Stinging nettle soup is a common recipe, especially in Eastern Europe. You can use spinach or chard in place of the nettle in this recipe. The pancetta (or bacon) and potatoes add a heartiness to this soup that makes it fit for a light dinner. The flavours of garlic and shallots perfectly compliment the nettle. If you don’t have shallots, an ordinary onion will work as well.
As long as you have stock prepared (as I always do) this soup comes together very quickly.
Once cooked, nettles lose their sting. To prepare the nettle for cooking, pick the leaves from the stems, and rinse both in cool water.
Save the leaves for the end of the soup to maintain a bright green colour. The stems can be used from the beginning.
Wild Edibles: Stinging Nettle Soup
A traditional soup of stinging nettle and aromatics. You can even omit the pancetta and still have a wonderful, hearty soup.
- About 8 cups of stinging nettle, leaves and stems separated into two piles
- 1 litre of stock (I recommend chicken, but vegetable or beef works too)
- 2 large potatoes (yellow or Yukon gold), diced
- 3 shallots, diced, or 1 onion
- 1 cup diced pancetta (or 4 strips bacon)
- 4 cloves fresh garlic
- 1 tablespoon roasted garlic
- 1/2 cup roughly chopped walnuts
- 2 tablespoons of either Olive oil/lard/ghee
- Red pepper flakes
- Sea salt and freshly cracked black pepper
- Separate your stinging nettle into stems and leaves.
- In a heavy-bottomed pot or French oven on medium heat, slowly render your pancetta, allowing most of the fat to melt.
- Add your cooking fat of choice (olive oil/lard/ghee) and the shallots.
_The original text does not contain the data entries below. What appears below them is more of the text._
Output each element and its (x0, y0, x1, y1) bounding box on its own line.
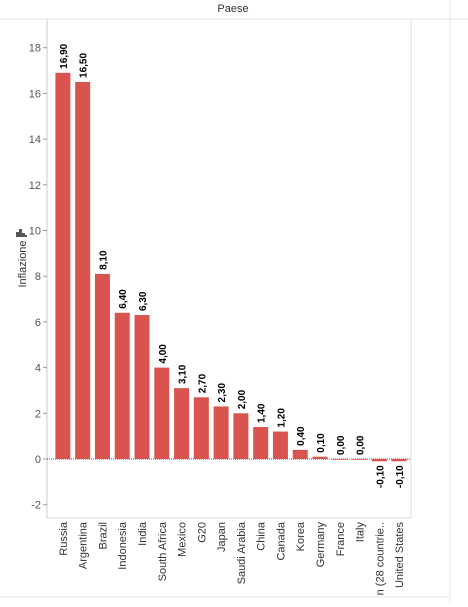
bar[interactable] (272, 431, 288, 459)
y-tick-label: 4 (35, 363, 41, 375)
data-label: 0,10 (316, 433, 327, 453)
x-tick-label: Italy (355, 522, 367, 543)
icon-bar (25, 235, 27, 237)
x-axis-ticks: Russia Argentina Brazil Indonesia India South… (58, 521, 406, 595)
y-tick-label: -2 (31, 500, 41, 512)
icon-bar (16, 232, 19, 237)
x-tick-label: Brazil (97, 522, 109, 550)
chart-title: Paese (217, 3, 248, 15)
bar[interactable] (134, 315, 150, 459)
bar[interactable] (193, 397, 209, 459)
data-label: 4,00 (158, 344, 169, 364)
bar[interactable] (253, 427, 269, 459)
icon-bar (22, 233, 25, 237)
y-axis-label: Inflazione (17, 240, 29, 287)
y-tick-label: 0 (35, 454, 41, 466)
x-tick-label: n (28 countrie.. (374, 522, 386, 595)
bar[interactable] (94, 273, 110, 459)
bar[interactable] (233, 413, 249, 459)
bar[interactable] (55, 72, 71, 460)
bar[interactable] (332, 459, 348, 460)
x-tick-label: Canada (275, 521, 287, 560)
data-label: 6,30 (138, 291, 149, 311)
bar[interactable] (312, 456, 328, 459)
bar[interactable] (213, 406, 229, 459)
data-label: 6,40 (118, 289, 129, 309)
data-label: 16,50 (79, 53, 90, 78)
x-tick-label: Korea (295, 521, 307, 551)
data-label: 16,90 (59, 43, 70, 68)
x-tick-label: Indonesia (117, 521, 129, 570)
y-tick-label: 12 (29, 180, 41, 192)
bar[interactable] (371, 459, 387, 462)
y-tick-label: 6 (35, 317, 41, 329)
data-labels: 16,90 16,50 8,10 6,40 6,30 4,00 3,10 2,70 2,30 2,… (59, 43, 406, 488)
bar[interactable] (292, 449, 308, 459)
data-label: 1,20 (276, 408, 287, 428)
x-tick-label: France (335, 522, 347, 556)
x-tick-label: United States (394, 522, 406, 589)
data-label: 8,10 (98, 250, 109, 270)
y-tick-label: 14 (29, 134, 41, 146)
bar[interactable] (114, 312, 130, 459)
icon-bar (19, 229, 22, 237)
x-tick-label: Russia (58, 521, 70, 556)
bar[interactable] (352, 459, 368, 460)
y-tick-label: 10 (29, 226, 41, 238)
y-tick-label: 2 (35, 408, 41, 420)
x-tick-label: Saudi Arabia (236, 521, 248, 584)
bar[interactable] (174, 388, 190, 459)
data-label: 3,10 (178, 364, 189, 384)
data-label: -0,10 (395, 465, 406, 488)
bar-chart-icon (16, 229, 27, 237)
data-label: 2,70 (197, 373, 208, 393)
data-label: 2,30 (217, 383, 228, 403)
data-label: 1,40 (257, 403, 268, 423)
x-tick-label: Argentina (78, 521, 90, 569)
x-tick-label: China (256, 521, 268, 551)
bar[interactable] (75, 81, 91, 459)
x-tick-label: South Africa (157, 521, 169, 581)
data-label: 0,00 (356, 435, 367, 455)
x-tick-label: G20 (196, 522, 208, 543)
x-tick-label: India (137, 521, 149, 546)
x-tick-label: Germany (315, 522, 327, 568)
data-label: 2,00 (237, 389, 248, 409)
x-tick-label: Japan (216, 522, 228, 552)
y-tick-label: 18 (29, 43, 41, 55)
bars (55, 72, 407, 462)
y-axis-ticks: -2 0 2 4 6 8 10 12 14 16 18 (29, 43, 47, 512)
data-label: -0,10 (375, 465, 386, 488)
x-tick-label: Mexico (177, 522, 189, 557)
y-tick-label: 8 (35, 271, 41, 283)
y-tick-label: 16 (29, 88, 41, 100)
bar[interactable] (391, 459, 407, 462)
data-label: 0,40 (296, 426, 307, 446)
data-label: 0,00 (336, 435, 347, 455)
bar[interactable] (154, 367, 170, 459)
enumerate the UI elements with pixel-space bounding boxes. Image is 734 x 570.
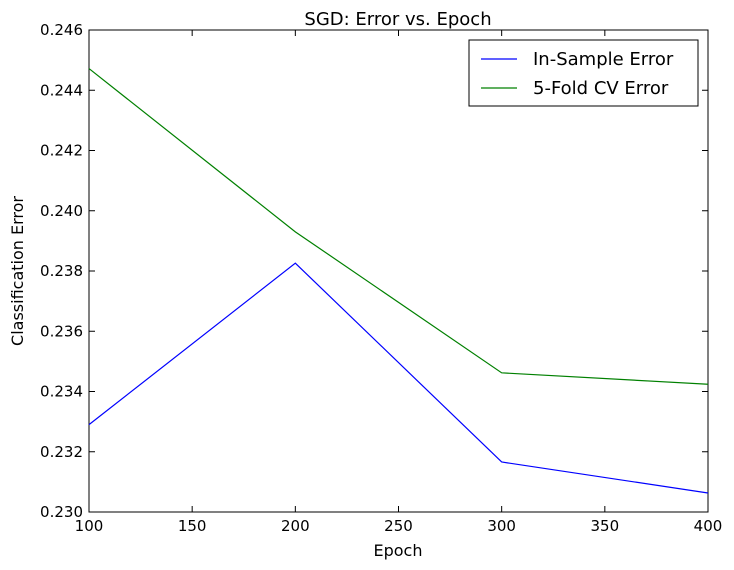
y-axis-label: Classification Error bbox=[8, 196, 27, 346]
legend: In-Sample Error 5-Fold CV Error bbox=[468, 39, 699, 107]
legend-label-2: 5-Fold CV Error bbox=[533, 78, 669, 99]
y-tick-label: 0.230 bbox=[40, 503, 83, 521]
y-tick-label: 0.246 bbox=[40, 21, 83, 39]
y-tick-label: 0.232 bbox=[40, 443, 83, 461]
x-axis-label: Epoch bbox=[374, 541, 423, 560]
plot-area: 100 150 200 250 300 350 400 0.230 0.232 0.234 0.23… bbox=[40, 21, 722, 535]
x-tick-label: 250 bbox=[384, 517, 413, 535]
x-tick-label: 400 bbox=[694, 517, 723, 535]
y-tick-label: 0.242 bbox=[40, 142, 83, 160]
legend-label-1: In-Sample Error bbox=[533, 49, 674, 70]
x-tick-label: 100 bbox=[75, 517, 104, 535]
y-tick-label: 0.244 bbox=[40, 81, 83, 99]
y-tick-label: 0.236 bbox=[40, 322, 83, 340]
y-tick-label: 0.240 bbox=[40, 202, 83, 220]
y-tick-label: 0.234 bbox=[40, 383, 83, 401]
x-tick-label: 350 bbox=[591, 517, 620, 535]
legend-box bbox=[468, 39, 699, 107]
x-tick-label: 150 bbox=[178, 517, 207, 535]
x-tick-label: 300 bbox=[487, 517, 516, 535]
series-line-1 bbox=[88, 262, 709, 494]
y-tick-label: 0.238 bbox=[40, 262, 83, 280]
x-tick-label: 200 bbox=[281, 517, 310, 535]
chart-title: SGD: Error vs. Epoch bbox=[304, 9, 491, 30]
series-line-2 bbox=[88, 68, 709, 385]
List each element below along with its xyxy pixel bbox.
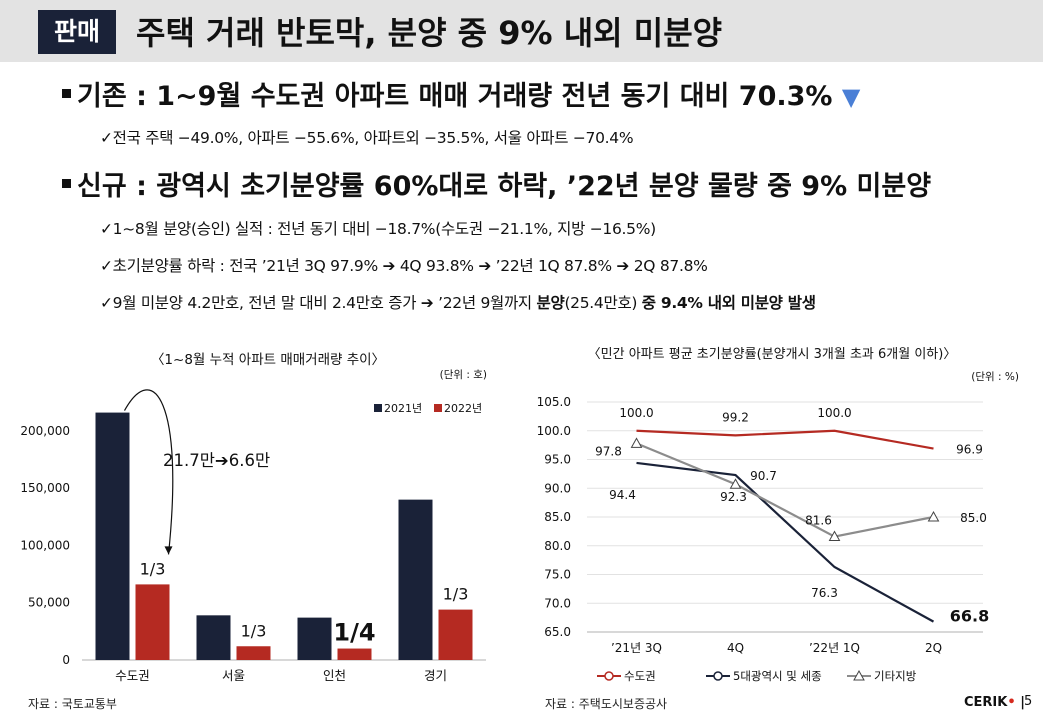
- bullet-square-icon: [62, 89, 71, 98]
- bullet-new-sub-3: ✓9월 미분양 4.2만호, 전년 말 대비 2.4만호 증가 ➔ ’22년 9…: [100, 294, 816, 312]
- x-tick-label: 서울: [222, 668, 245, 683]
- bullet-new-text: 신규 : 광역시 초기분양률 60%대로 하락, ’22년 분양 물량 중 9%…: [77, 171, 932, 202]
- data-label: 66.8: [950, 607, 989, 626]
- bar-chart-annotation: 21.7만➔6.6만: [163, 451, 270, 470]
- x-tick-label: 인천: [323, 668, 346, 683]
- y-tick-label: 75.0: [544, 568, 571, 582]
- data-label: 100.0: [619, 406, 653, 420]
- data-label: 94.4: [609, 488, 636, 502]
- y-tick-label: 80.0: [544, 539, 571, 553]
- bullet-existing-text: 기존 : 1~9월 수도권 아파트 매매 거래량 전년 동기 대비 70.3%: [77, 81, 833, 112]
- section-tag: 판매: [38, 10, 116, 54]
- x-tick-label: ’22년 1Q: [809, 641, 860, 655]
- bar-2021: [196, 615, 231, 660]
- data-label: 96.9: [956, 443, 983, 457]
- legend-circle-icon: [713, 671, 723, 681]
- line-chart-unit: (단위 : %): [971, 370, 1019, 383]
- y-tick-label: 105.0: [537, 395, 571, 409]
- legend-label: 5대광역시 및 세종: [733, 669, 822, 683]
- series-line-0: [636, 429, 934, 450]
- bar-2022: [438, 609, 473, 660]
- bullet-new: 신규 : 광역시 초기분양률 60%대로 하락, ’22년 분양 물량 중 9%…: [62, 164, 931, 203]
- arrow-head-icon: [164, 546, 173, 555]
- bullet-existing-sub-1: ✓전국 주택 −49.0%, 아파트 −55.6%, 아파트외 −35.5%, …: [100, 129, 634, 147]
- triangle-marker: [630, 437, 643, 448]
- bar-ratio-label: 1/3: [140, 559, 166, 578]
- page-number: 5: [1024, 694, 1033, 709]
- annotation-arrow: [123, 389, 174, 555]
- page-title: 주택 거래 반토막, 분양 중 9% 내외 미분양: [136, 14, 723, 52]
- y-tick-label: 150,000: [20, 481, 70, 495]
- y-tick-label: 100.0: [537, 424, 571, 438]
- line-chart-source: 자료 : 주택도시보증공사: [545, 697, 668, 711]
- x-tick-label: 수도권: [115, 668, 150, 683]
- bar-ratio-label: 1/4: [333, 619, 375, 647]
- cerik-logo: CERIK• |: [964, 695, 1025, 710]
- y-tick-label: 65.0: [544, 625, 571, 639]
- data-label: 92.3: [720, 490, 747, 504]
- header-band: [0, 0, 1043, 62]
- data-label: 100.0: [817, 406, 851, 420]
- y-tick-label: 0: [62, 653, 70, 667]
- x-tick-label: 경기: [424, 668, 447, 683]
- y-tick-label: 100,000: [20, 538, 70, 552]
- legend-label: 수도권: [624, 669, 656, 683]
- data-label: 81.6: [805, 514, 832, 528]
- bar-2021: [297, 617, 332, 660]
- down-triangle-icon: ▼: [841, 83, 861, 111]
- x-tick-label: 4Q: [727, 641, 744, 655]
- legend-swatch: [434, 404, 442, 412]
- triangle-marker: [927, 510, 940, 522]
- series-line-2: [636, 442, 934, 538]
- bar-2022: [236, 646, 271, 660]
- x-tick-label: 2Q: [925, 641, 942, 655]
- y-tick-label: 90.0: [544, 481, 571, 495]
- data-label: 76.3: [811, 586, 838, 600]
- line-chart-title: 〈민간 아파트 평균 초기분양률(분양개시 3개월 초과 6개월 이하)〉: [588, 347, 957, 362]
- bullet-square-icon: [62, 179, 71, 188]
- bar-2022: [337, 648, 372, 660]
- data-label: 99.2: [722, 410, 749, 424]
- data-label: 85.0: [960, 511, 987, 525]
- data-label: 97.8: [595, 444, 622, 458]
- legend-triangle-icon: [853, 669, 865, 681]
- legend-label: 2022년: [444, 402, 482, 415]
- x-tick-label: ’21년 3Q: [611, 641, 662, 655]
- legend-swatch: [374, 404, 382, 412]
- triangle-marker: [828, 530, 841, 542]
- triangle-marker: [729, 478, 742, 489]
- y-tick-label: 200,000: [20, 424, 70, 438]
- y-tick-label: 85.0: [544, 510, 571, 524]
- bar-ratio-label: 1/3: [241, 621, 267, 640]
- logo-dot-icon: •: [1007, 695, 1016, 710]
- bar-ratio-label: 1/3: [443, 585, 469, 604]
- legend-label: 2021년: [384, 402, 422, 415]
- bar-chart-title: 〈1~8월 누적 아파트 매매거래량 추이〉: [151, 352, 385, 368]
- bullet-new-sub-2: ✓초기분양률 하락 : 전국 ’21년 3Q 97.9% ➔ 4Q 93.8% …: [100, 257, 708, 275]
- y-tick-label: 70.0: [544, 596, 571, 610]
- bar-2021: [398, 499, 433, 660]
- bullet-existing: 기존 : 1~9월 수도권 아파트 매매 거래량 전년 동기 대비 70.3% …: [62, 74, 860, 113]
- bar-chart-source: 자료 : 국토교통부: [28, 697, 117, 711]
- y-tick-label: 95.0: [544, 453, 571, 467]
- bar-chart-unit: (단위 : 호): [440, 368, 487, 381]
- bar-2022: [135, 584, 170, 660]
- data-label: 90.7: [750, 469, 777, 483]
- legend-label: 기타지방: [874, 669, 917, 683]
- y-tick-label: 50,000: [28, 596, 70, 610]
- series-line-1: [636, 461, 935, 623]
- bar-2021: [95, 412, 130, 660]
- bullet-new-sub-1: ✓1~8월 분양(승인) 실적 : 전년 동기 대비 −18.7%(수도권 −2…: [100, 220, 656, 238]
- legend-circle-icon: [604, 671, 614, 681]
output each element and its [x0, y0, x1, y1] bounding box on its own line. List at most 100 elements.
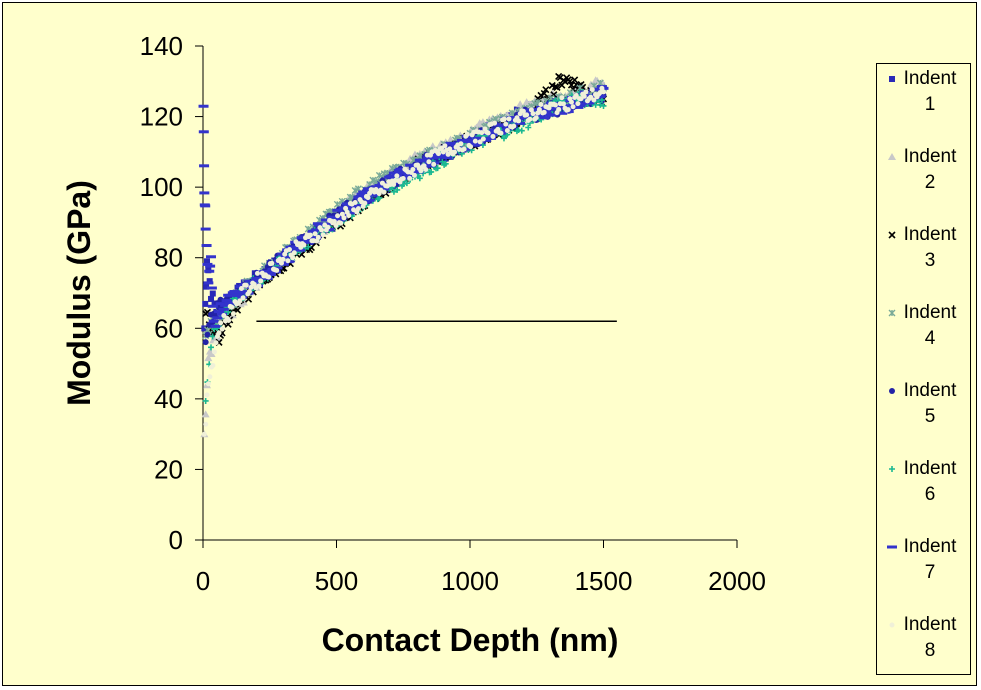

- Once the shallots turn translucent, add the diced potatoes and a pinch of salt, cook until starting to crisp. Do not let the shallots burn.
- Add the fresh garlic and allow it to become fragrant, about 60 seconds.
- Add the roasted garlic, chopped walnuts, red pepper flakes (to taste), and chopped stinging nettle stems. Continue to cook, stirring, for another minute or two.
- Add your stock, bring to a boil, and then reduce to a quiet simmer anywhere from 15 to 30 minutes until the potatoes and nettle stems are completely soft.
- Add your stinging nettle leaves, cook for 2-3 minutes until wilted, and then remove from heat.
- With an immersion blender, puree the soup to your desired consistency. I prefer it more rustic with the stinging nettle leaves still being obvious in the finished product.
- Adjust for salt to taste and add freshly cracked pepper.
To serve: add a drizzle of (optional) walnut oil and more fresh pepper.